While leaving Town Hall, the unidentified man accused him and other council members of having a private meeting prior to the public meeting.

"I looked at him and said, 'You know, you're a troublemaker, aren't you?' He proceeded to shout all kinds of swear words at me, invited me to the back of Town Hall to have a fight ... he blocked the door to my car and wouldn't let me in," Welch said.

Welch said he believed Silvers and her allies are to blame for some of the animosity.

"I think Dorthy Silvers has tried to make herself out to be a victim. If people believe that, they believe there's going to be Christmas in July," Welch said. "She's been very uncooperative, and has on a number of occasions demonstrated herself not to be a team player. She has really dug her own grave in all this."

Bath resident Karen McCusker questioned what was meant by "team player."

"Does that mean she's not going along with them? That she's standing up for what she believes in and what's right? (Council is) under the impression that what they say goes," McCusker said.

The supporters

Silvers' supporters want to know why she wasn't offered the new position of public utilities clerk when her municipal clerk job was eliminated, while Hall automatically became public utilities director.

"It's kind of an odd coincidence," said Silvers' attorney, Paul Taylor of Martinsburg, W.Va. "With this reorganization, the only person who has to apply for her position is Ms. Silvers."

He said if not being a team player means addressing a public meeting about things that are happening in the town, then more people who don't want to be part of the team are needed.

Taylor said he's still trying to sort out the facts in the case, but a civil lawsuit is a possibility.

Silvers would not comment at Monday's regular council meeting or on Tuesday.

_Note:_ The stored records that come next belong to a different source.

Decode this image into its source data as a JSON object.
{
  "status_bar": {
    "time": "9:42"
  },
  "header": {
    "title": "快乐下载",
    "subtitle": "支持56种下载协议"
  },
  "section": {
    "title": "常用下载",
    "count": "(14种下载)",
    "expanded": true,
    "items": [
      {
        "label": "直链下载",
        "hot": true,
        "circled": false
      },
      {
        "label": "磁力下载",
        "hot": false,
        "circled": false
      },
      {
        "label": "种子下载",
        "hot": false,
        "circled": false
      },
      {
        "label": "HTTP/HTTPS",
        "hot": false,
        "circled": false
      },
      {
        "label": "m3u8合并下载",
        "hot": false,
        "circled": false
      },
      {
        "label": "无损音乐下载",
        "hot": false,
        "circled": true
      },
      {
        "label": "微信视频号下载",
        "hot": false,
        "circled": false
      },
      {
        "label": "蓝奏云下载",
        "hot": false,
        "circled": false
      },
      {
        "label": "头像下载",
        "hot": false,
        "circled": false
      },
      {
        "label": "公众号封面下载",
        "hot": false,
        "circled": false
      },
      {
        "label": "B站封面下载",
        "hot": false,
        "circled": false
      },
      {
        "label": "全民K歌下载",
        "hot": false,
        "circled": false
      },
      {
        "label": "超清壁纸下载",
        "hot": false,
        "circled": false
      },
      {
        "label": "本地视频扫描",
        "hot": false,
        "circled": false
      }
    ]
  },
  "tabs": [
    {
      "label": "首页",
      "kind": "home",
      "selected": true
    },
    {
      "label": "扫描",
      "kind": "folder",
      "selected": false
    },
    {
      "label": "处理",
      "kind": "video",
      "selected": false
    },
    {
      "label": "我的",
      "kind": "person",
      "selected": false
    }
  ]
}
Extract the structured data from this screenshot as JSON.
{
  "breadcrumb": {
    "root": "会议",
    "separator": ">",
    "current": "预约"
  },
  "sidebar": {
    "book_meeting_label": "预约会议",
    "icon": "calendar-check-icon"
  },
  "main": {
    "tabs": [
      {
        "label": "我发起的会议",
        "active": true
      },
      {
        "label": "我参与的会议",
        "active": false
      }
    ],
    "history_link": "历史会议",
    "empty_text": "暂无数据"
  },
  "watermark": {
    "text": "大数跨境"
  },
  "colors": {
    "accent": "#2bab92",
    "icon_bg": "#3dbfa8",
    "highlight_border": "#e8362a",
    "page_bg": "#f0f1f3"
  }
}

"The bottom line is, they've posted for her position but didn't post for his and that's got some people upset," Charlie Frederick, a Bath resident and candidate for the Morgan County Commission, said at Monday's meeting.

"We felt the municipal clerk's functions were not a perfect fit for the new department because there were duties and responsibilities that related directly to utilities," Welch said.

Blunders abound

Mayor Susan Webster said serious mistakes in the hotel and motel tax account and billing blunders for road improvement projects boiled down to poor management.

"We have just had a lack of adequately trained personnel to take care of bookkeeping," Webster said. "That's why we're so encouraged by the restructuring."

Bookkeeping was part of Silvers' job as municipal clerk.

"I don't know if that's the situation or not, but if it's poor management, the problem is with the managers and I think it's the managers' responsibility to make sure those things are done correctly," Taylor said.

Two council members resigned last week, leaving the remaining five members to continue with the reorganization and pick up additional duties.

Town Recorder Lyn Allen and Councilman Gene Olynyk both cited time constraints in their letters of resignation. Olynyk also said health reasons and family commitments prompted his decision.

On Monday, Webster accepted those letters of resignation.

"Gene did an outstanding job as chairman of the ordinance committee," Webster said. "Lyn spent many, many hours on her job and she will be missed."

Silvers has applied for the new clerk's position, as have 30 other people, Hall said Monday.

Hall will announce his choice for the new position at an April 20 meeting.